We finalized almost a year and a half ago, he's lived with us almost 2 and a half years, but still very much feels ties to his parents.
I think we'll probably have to end up telling him why he can't have a visit; he is a huge blabbermouth normally, but he's pretty quiet about his parents around other people, so I'm not sure if he'll want to broadcast that. It probably helps cement in for him that his parents couldn't, in fact, care for him in the long term. I don't think he ever internalized that with the adoption.
Thanks for all the advice.
I think telling the truth about why no visit is important. Even if you just say that mom is on an extended time out and not allowed to go places or have visits right now. She would if she could but she can't. I think telling him she's in prison would be fine.

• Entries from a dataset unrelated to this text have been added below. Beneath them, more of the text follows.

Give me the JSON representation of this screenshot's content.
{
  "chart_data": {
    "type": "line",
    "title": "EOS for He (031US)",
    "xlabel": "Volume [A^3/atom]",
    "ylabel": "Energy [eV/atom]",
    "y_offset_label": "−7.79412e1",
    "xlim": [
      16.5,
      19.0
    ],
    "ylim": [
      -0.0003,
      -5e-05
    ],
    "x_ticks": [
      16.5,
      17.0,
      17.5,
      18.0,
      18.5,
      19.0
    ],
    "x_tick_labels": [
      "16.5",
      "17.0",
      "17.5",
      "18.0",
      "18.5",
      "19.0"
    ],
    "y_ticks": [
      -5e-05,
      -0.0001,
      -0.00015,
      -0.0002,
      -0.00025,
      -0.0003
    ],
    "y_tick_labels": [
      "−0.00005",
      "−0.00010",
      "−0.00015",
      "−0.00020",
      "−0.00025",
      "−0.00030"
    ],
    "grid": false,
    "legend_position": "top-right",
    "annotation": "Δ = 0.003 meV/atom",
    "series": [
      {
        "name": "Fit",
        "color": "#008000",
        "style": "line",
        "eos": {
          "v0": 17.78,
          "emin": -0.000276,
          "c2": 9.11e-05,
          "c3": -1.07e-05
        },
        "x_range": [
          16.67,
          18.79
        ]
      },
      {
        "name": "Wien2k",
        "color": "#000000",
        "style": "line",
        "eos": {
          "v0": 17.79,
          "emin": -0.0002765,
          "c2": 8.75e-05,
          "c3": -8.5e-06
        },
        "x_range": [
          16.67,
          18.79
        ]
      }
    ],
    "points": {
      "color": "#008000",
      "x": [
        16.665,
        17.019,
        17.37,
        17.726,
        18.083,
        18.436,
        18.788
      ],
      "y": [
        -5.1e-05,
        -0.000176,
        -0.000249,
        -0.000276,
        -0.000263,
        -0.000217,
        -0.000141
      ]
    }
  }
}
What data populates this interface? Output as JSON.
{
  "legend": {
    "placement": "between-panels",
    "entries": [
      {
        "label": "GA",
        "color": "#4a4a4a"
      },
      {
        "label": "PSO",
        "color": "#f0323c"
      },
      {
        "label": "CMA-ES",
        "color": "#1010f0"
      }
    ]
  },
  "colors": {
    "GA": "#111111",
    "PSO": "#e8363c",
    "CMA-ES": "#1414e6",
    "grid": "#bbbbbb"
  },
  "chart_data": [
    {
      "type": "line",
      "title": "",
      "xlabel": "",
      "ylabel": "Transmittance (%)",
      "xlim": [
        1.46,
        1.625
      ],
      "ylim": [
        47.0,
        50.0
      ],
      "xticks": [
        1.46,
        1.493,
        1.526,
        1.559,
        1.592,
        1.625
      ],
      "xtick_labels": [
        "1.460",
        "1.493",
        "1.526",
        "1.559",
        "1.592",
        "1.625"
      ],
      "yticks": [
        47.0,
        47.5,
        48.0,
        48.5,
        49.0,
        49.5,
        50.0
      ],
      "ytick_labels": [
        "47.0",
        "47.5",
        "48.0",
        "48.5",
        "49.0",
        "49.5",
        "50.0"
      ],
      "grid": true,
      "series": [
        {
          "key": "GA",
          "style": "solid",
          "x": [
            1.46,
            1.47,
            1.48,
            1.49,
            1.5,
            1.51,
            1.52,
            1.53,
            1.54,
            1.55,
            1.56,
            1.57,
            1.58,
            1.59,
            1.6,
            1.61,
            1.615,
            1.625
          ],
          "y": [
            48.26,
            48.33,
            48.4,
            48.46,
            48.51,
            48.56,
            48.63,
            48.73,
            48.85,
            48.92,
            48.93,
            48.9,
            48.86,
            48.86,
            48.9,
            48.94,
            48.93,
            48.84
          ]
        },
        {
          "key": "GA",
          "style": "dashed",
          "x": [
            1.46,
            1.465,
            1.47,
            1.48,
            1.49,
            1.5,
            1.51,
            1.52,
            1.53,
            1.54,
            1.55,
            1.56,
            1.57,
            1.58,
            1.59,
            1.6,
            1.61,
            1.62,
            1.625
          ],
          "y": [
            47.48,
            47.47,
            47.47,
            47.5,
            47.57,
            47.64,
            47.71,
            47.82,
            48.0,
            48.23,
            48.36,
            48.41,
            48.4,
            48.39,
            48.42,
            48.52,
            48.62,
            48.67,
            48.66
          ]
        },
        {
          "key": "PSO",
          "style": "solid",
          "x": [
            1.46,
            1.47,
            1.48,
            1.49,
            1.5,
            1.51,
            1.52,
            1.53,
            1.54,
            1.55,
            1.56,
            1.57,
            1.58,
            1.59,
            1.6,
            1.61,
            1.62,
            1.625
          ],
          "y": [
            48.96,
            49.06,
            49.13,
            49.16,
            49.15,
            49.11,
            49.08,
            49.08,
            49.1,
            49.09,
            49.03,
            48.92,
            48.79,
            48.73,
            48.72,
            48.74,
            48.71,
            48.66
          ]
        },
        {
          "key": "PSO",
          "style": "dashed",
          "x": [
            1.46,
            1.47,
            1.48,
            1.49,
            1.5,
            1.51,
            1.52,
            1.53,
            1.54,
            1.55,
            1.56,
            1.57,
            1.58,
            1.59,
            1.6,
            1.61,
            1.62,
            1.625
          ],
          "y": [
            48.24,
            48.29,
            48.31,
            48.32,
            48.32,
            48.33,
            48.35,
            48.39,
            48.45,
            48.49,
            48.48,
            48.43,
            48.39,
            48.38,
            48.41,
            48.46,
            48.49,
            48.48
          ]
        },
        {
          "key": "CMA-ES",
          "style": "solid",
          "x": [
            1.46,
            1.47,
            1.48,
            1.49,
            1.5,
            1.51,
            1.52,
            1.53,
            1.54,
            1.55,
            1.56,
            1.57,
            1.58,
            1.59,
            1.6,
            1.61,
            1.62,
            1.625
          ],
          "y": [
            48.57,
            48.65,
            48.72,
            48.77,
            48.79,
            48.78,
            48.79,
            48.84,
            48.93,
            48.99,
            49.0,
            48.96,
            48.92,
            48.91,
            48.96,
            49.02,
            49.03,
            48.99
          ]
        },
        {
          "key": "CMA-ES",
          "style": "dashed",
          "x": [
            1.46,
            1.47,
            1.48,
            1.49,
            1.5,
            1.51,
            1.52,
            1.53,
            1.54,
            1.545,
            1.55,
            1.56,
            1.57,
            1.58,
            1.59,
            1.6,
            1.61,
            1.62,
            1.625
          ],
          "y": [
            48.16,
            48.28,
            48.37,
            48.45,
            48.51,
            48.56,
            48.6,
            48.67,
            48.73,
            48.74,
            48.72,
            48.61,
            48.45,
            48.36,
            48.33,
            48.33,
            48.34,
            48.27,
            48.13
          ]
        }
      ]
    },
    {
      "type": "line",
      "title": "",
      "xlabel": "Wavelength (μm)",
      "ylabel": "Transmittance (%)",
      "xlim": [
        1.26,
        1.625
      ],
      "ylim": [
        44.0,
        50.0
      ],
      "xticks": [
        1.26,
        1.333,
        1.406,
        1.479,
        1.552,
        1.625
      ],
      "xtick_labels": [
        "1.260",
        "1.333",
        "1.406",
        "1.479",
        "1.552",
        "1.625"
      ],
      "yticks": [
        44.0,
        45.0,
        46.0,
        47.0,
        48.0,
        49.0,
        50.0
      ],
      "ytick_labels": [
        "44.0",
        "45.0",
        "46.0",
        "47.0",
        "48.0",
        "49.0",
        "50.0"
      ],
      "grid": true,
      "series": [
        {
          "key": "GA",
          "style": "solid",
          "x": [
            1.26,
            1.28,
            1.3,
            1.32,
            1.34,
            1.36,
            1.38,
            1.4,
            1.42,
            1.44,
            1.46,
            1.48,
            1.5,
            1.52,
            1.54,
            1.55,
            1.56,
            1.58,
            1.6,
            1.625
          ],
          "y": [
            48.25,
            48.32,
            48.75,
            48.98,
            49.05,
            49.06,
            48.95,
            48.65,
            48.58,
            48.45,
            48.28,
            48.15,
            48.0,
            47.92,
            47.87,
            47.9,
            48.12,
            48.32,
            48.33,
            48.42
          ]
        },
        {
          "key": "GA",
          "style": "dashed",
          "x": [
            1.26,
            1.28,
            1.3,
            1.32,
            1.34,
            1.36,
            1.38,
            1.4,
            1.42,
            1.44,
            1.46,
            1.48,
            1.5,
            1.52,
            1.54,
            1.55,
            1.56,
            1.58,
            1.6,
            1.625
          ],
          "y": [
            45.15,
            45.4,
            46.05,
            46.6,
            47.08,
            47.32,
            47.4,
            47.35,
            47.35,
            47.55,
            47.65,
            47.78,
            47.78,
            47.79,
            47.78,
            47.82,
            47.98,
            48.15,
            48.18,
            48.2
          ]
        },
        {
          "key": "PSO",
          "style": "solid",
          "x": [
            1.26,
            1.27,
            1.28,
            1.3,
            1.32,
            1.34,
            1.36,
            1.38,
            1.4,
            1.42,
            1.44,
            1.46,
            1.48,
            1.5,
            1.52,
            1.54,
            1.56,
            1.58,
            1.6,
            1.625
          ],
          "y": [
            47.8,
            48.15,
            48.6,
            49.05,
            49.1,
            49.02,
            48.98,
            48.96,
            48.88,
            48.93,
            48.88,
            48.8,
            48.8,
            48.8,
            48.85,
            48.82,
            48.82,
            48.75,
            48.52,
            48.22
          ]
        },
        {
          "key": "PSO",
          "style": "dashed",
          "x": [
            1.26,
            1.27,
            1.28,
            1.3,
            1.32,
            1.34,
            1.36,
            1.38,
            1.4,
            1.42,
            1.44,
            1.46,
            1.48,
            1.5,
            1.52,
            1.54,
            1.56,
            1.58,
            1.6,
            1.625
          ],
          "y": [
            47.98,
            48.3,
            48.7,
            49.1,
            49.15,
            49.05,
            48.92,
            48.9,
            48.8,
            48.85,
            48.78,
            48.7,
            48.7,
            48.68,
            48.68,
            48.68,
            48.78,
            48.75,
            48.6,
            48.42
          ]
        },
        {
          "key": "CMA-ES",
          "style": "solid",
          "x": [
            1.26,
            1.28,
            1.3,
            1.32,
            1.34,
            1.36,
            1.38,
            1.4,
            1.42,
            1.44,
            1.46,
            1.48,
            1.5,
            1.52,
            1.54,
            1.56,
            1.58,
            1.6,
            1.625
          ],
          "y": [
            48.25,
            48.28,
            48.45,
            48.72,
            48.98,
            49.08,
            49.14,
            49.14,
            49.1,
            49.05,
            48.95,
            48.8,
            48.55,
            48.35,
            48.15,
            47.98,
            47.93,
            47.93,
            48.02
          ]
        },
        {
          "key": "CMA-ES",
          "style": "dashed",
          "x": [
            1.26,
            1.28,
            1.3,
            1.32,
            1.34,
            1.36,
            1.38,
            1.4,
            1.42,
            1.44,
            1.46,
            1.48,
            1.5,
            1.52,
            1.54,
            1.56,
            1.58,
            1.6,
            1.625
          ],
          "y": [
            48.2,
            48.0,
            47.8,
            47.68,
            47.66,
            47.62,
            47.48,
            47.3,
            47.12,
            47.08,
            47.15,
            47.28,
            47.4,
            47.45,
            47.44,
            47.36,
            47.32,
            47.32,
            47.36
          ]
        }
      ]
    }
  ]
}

One thing to consider in deciding whether to actually do a visit at the prison is that for some kids, seeing the prison and the person in it is less scary than imagining the prison or only ever seeing the forbidding outside and barbed wire fence. I have had elementary age kids who were immensely comforted to see that their in prison parent is okay. My current 7-year-old placement (who will hopefully be going to a family member soon) was super worried about his mom in prison but felt better once he started having visits with her there once a week.
Prior to a visit we explained: The outside of the prison is scary but the inside, where mom has to stay is kinda like a hamster cage. She gets fed and watered; there is enough food for her to be healthy but it might not always be her favorite. There's a cafeteria to eat like in a school and probably a library. There are outdoor fenced areas where they can exercise. There's the visit room where she can see people from outside that we'll see. They have rules about what can be taken in to a visit room and it's kinda like being screened to get on a plane. Mom has to stay there until the judge says she can leave because she made the choice to break some laws. Mom is not being hurt, just caged like a hamster to keep it from doing things that might hurt itself or someone else. (we stress that the bad choice involved was breaking laws because in a seminar we took, they told us that just saying parent had made bad choices sometimes led the child to think that ANY minor bad choice could lead to prison).